3. Sertifikat Menjadi Komoditas

Perkembangan aktual dari sertifikasi dalam jasa konstruksi memperlihatkan bahwa sertifikasi yang kewenangannya dimiliki oleh LPJK dan asosiasi yang telah diakreditasi telah menjadikan sertifikasi sebagai lahan bisnis baru. Tujuan awal sertifikasi sebagai alat untuk meningkatkan profesionalisme tidak tercapai. Sertifikat yang dipersyaratkan dalam pengadaan barang dan jasa kini telah menjadi sebuah komoditas tersendiri bagi pelaku usaha. Tarif resmi sertifikasi yang muncul dalam besaran tertentu dalam kisaran Rp 150.000 – 600.000 dalam implementasinya menjadi Rp 2.000.000 untuk satu buah sub bidang pekerjaan. Kondisi ini semakin membuat industri jasa konstruksi tumbuh jauh dari harapan untuk menghasilkan pelaku usaha dengan profesionalisme tinggi dan diharapkan mampu bersaing di tingkat internasional.

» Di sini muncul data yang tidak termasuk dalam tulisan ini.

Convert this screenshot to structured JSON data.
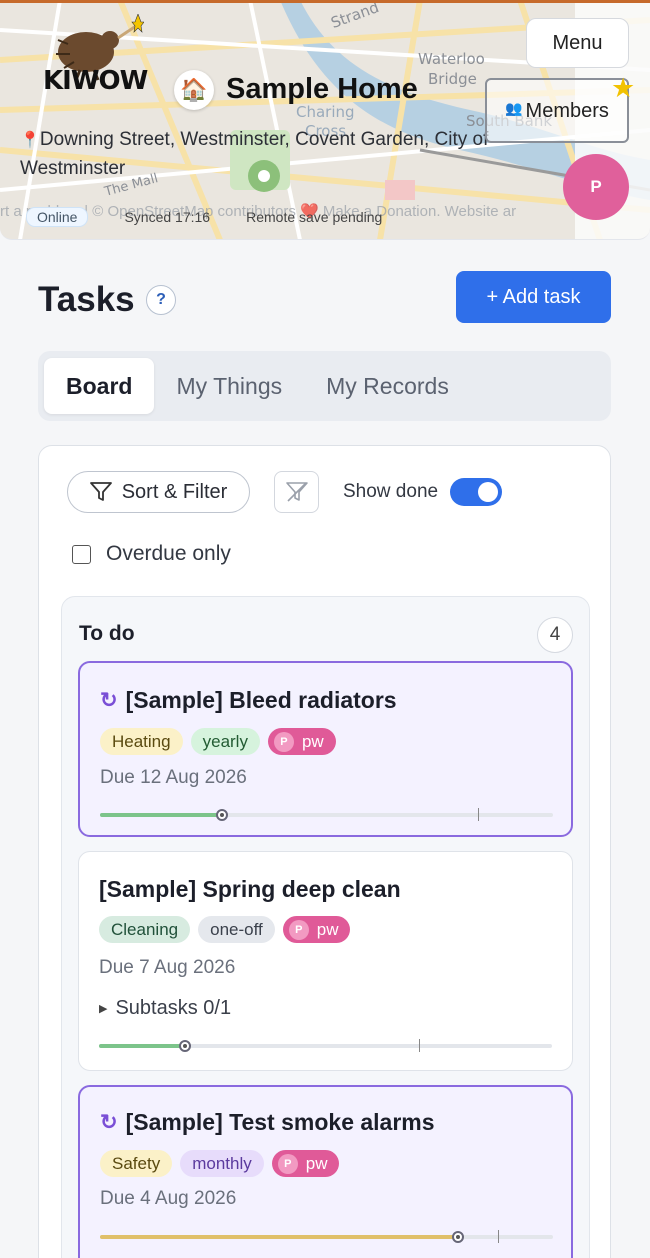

Keberadaan pelaku usaha yang hanya punya keinginan menjadi ”pendamping” untuk mendapatkan fee menjadi semakin kuat. Terlebih pengaturan tender semakin menjadi-jadi dalam era otonomi daerah saat ini. Bahkan kini bermunculan asosiasi-asosiasi baru dengan kriteria yang tidak begitu jelas dan dapat dengan mudah diakui serta mendapatkan akreditasi dari LPJK. Bahkan dalam kerangka bisnis lanjutan juga berdiri asosiasi-asosiasi yang lebih spesifik dengan tingkat pekerjaan yang lebih mudah dipenuhi oleh pelaku usaha seperti asosiasi perawatan bangunan APBI yang sebenarnya secara teknis pekerjaannya dapat dipenuhi oleh pelaku usaha yang ada saat ini.